Puppen

Oftmals muss viel Zeit vergehen, damit Sinneswahrnehmungen zu Eindrücken werden. Noch mehr Zeit muss vergehen, wenn aus Eindrücken plastische Erinnerungen werden sollen. Werden sie neuerdings hervorgerufen, so verdichten sie sich, werden um Details ergänzt, die gefehlt haben; sie werden bunter, heller, breiter: Eindrücke, die wiederkehren, Gerüche, die wieder auftauchen, Stile, derer man sich nicht mehr bewusst war, Humor, den man vergessen hat, Farben, die ausgetauscht wurden, Gesten, deren Ablauf einem bestimmten Rythmus unterliegt, das Atmen und sein Beben, Sitzpositionen, Lachen, die Art zu gehen, Reaktionen. Lackierte Nägel.

Sie hat sich verändert. Sie ist stiller geworden, anhänglicher, sie handelt überlegter. Ihr Äußeres hat sich verändert, der Auftritt ist gleichgeblieben, jedoch klarer. Sie spricht noch immer zu sich, stimmt sich noch immer selbst zu, doch sie tut es seltener als früher. Sie hat ihrem Charakter schärfere Konturen verpasst, sie sieht die Menschen an, mit denen sie spricht – manchmal kürzer, manchmal länger, ihr entgeht allerdings nicht, welche Mimik das Gesagte begleitet. Sie freut sich dezenter, sie lacht leiser – die Hand bewegt sich noch immer zum Mund, um ihn zu verdecken.
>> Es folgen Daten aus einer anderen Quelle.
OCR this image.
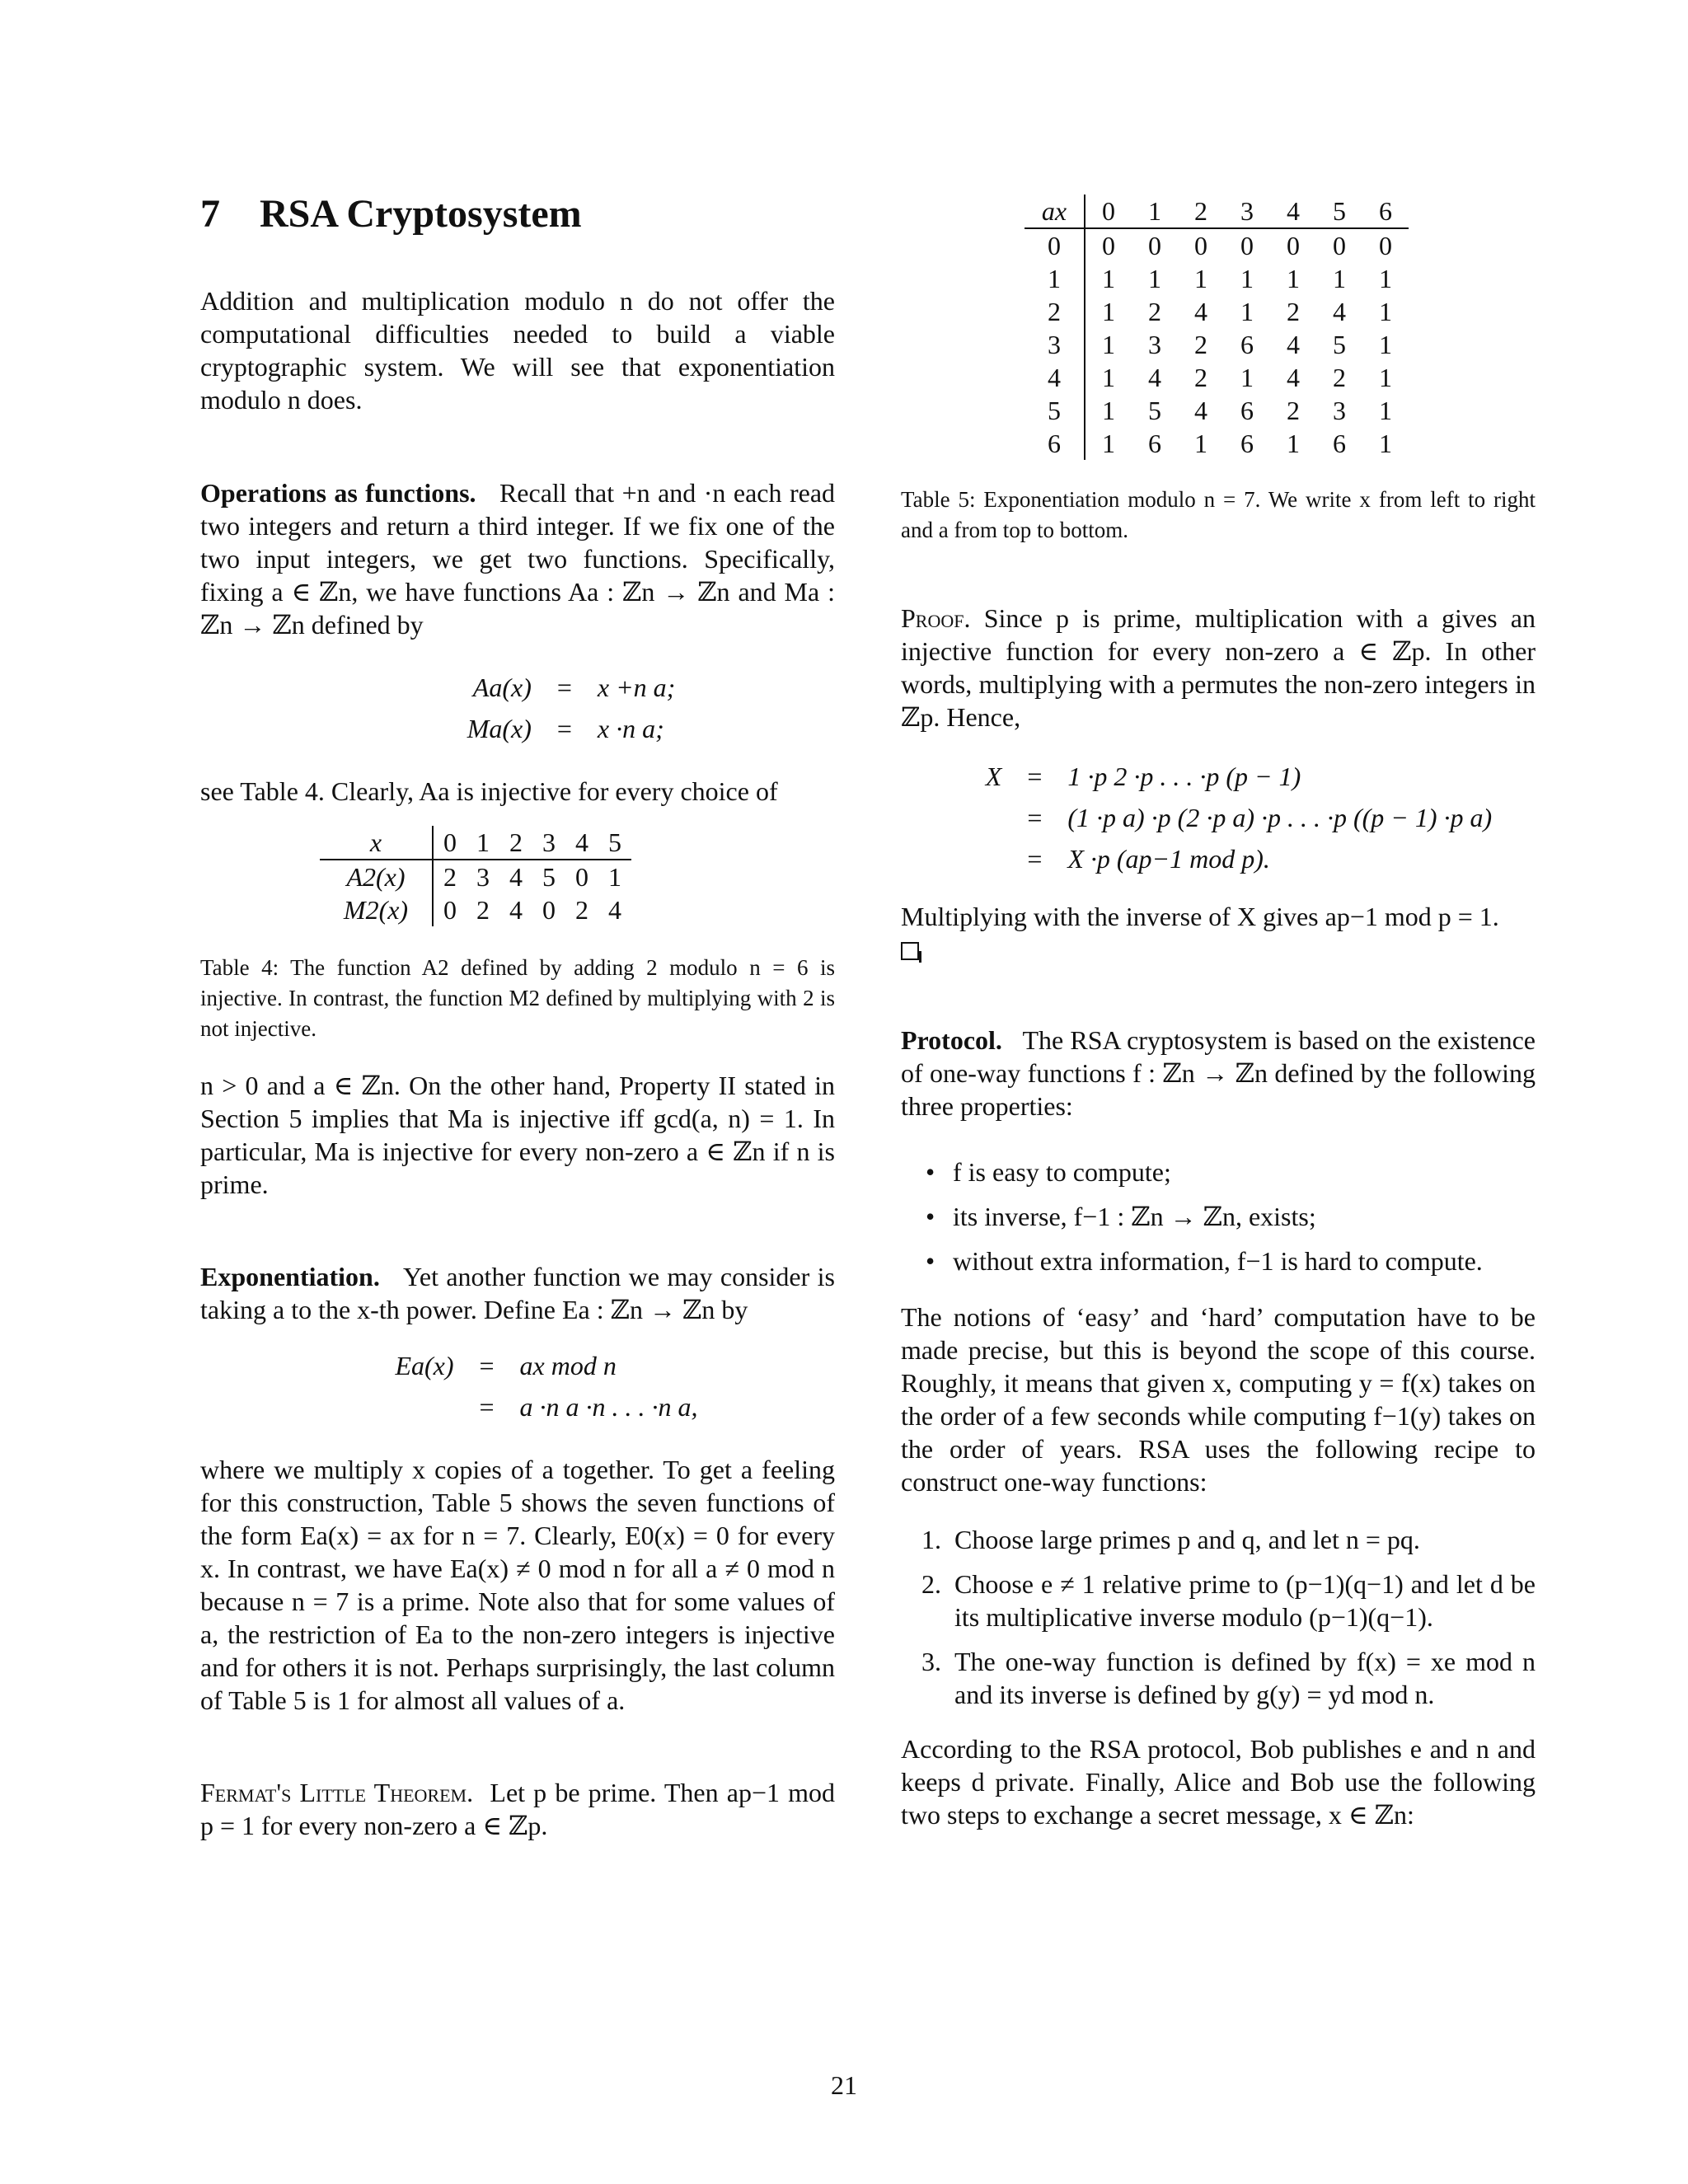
7 RSA Cryptosystem

Addition and multiplication modulo n do not offer the computational difficulties needed to build a viable cryptographic system. We will see that exponentiation modulo n does.

Operations as functions. Recall that +n and ·n each read two integers and return a third integer. If we fix one of the two input integers, we get two functions. Specifically, fixing a ∈ ℤn, we have functions Aa : ℤn → ℤn and Ma : ℤn → ℤn defined by

Aa(x) = x +n a;
Ma(x) = x ·n a;

see Table 4. Clearly, Aa is injective for every choice of

x	0	1	2	3	4	5
A2(x)	2	3	4	5	0	1
M2(x)	0	2	4	0	2	4

Table 4: The function A2 defined by adding 2 modulo n = 6 is injective. In contrast, the function M2 defined by multiplying with 2 is not injective.

n > 0 and a ∈ ℤn. On the other hand, Property II stated in Section 5 implies that Ma is injective iff gcd(a, n) = 1. In particular, Ma is injective for every non-zero a ∈ ℤn if n is prime.

Exponentiation. Yet another function we may consider is taking a to the x-th power. Define Ea : ℤn → ℤn by

Ea(x) = ax mod n
= a ·n a ·n . . . ·n a,

where we multiply x copies of a together. To get a feeling for this construction, Table 5 shows the seven functions of the form Ea(x) = ax for n = 7. Clearly, E0(x) = 0 for every x. In contrast, we have Ea(x) ≠ 0 mod n for all a ≠ 0 mod n because n = 7 is a prime. Note also that for some values of a, the restriction of Ea to the non-zero integers is injective and for others it is not. Perhaps surprisingly, the last column of Table 5 is 1 for almost all values of a.

Fermat's Little Theorem. Let p be prime. Then ap−1 mod p = 1 for every non-zero a ∈ ℤp.

ax	0	1	2	3	4	5	6
0	0	0	0	0	0	0	0
1	1	1	1	1	1	1	1
2	1	2	4	1	2	4	1
3	1	3	2	6	4	5	1
4	1	4	2	1	4	2	1
5	1	5	4	6	2	3	1
6	1	6	1	6	1	6	1

Table 5: Exponentiation modulo n = 7. We write x from left to right and a from top to bottom.

Proof. Since p is prime, multiplication with a gives an injective function for every non-zero a ∈ ℤp. In other words, multiplying with a permutes the non-zero integers in ℤp. Hence,

X = 1 ·p 2 ·p . . . ·p (p − 1)
= (1 ·p a) ·p (2 ·p a) ·p . . . ·p ((p − 1) ·p a)
= X ·p (ap−1 mod p).

Multiplying with the inverse of X gives ap−1 mod p = 1.

Protocol. The RSA cryptosystem is based on the existence of one-way functions f : ℤn → ℤn defined by the following three properties:

• f is easy to compute;
• its inverse, f−1 : ℤn → ℤn, exists;
• without extra information, f−1 is hard to compute.

The notions of ‘easy’ and ‘hard’ computation have to be made precise, but this is beyond the scope of this course. Roughly, it means that given x, computing y = f(x) takes on the order of a few seconds while computing f−1(y) takes on the order of years. RSA uses the following recipe to construct one-way functions:

1. Choose large primes p and q, and let n = pq.
2. Choose e ≠ 1 relative prime to (p−1)(q−1) and let d be its multiplicative inverse modulo (p−1)(q−1).
3. The one-way function is defined by f(x) = xe mod n and its inverse is defined by g(y) = yd mod n.

According to the RSA protocol, Bob publishes e and n and keeps d private. Finally, Alice and Bob use the following two steps to exchange a secret message, x ∈ ℤn:

21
Hat sie sich verändert? Kann es sein, dass hier die Wahrnehmung die Erinnerung blendet, kann es sein, dass Eindrücke zu sehr verdichtet wurden, kann es sein, dass sich in Wahrheit nichts getan hat? Ist es ein Schattenspiel, dessen Tuch neu ist, die Figuren aber nicht? Vom selben Puppenspieler geführt, vom gleichen Musiker begleitet? Hat sich die Sitzposition verändert? Liegt es am Umfeld?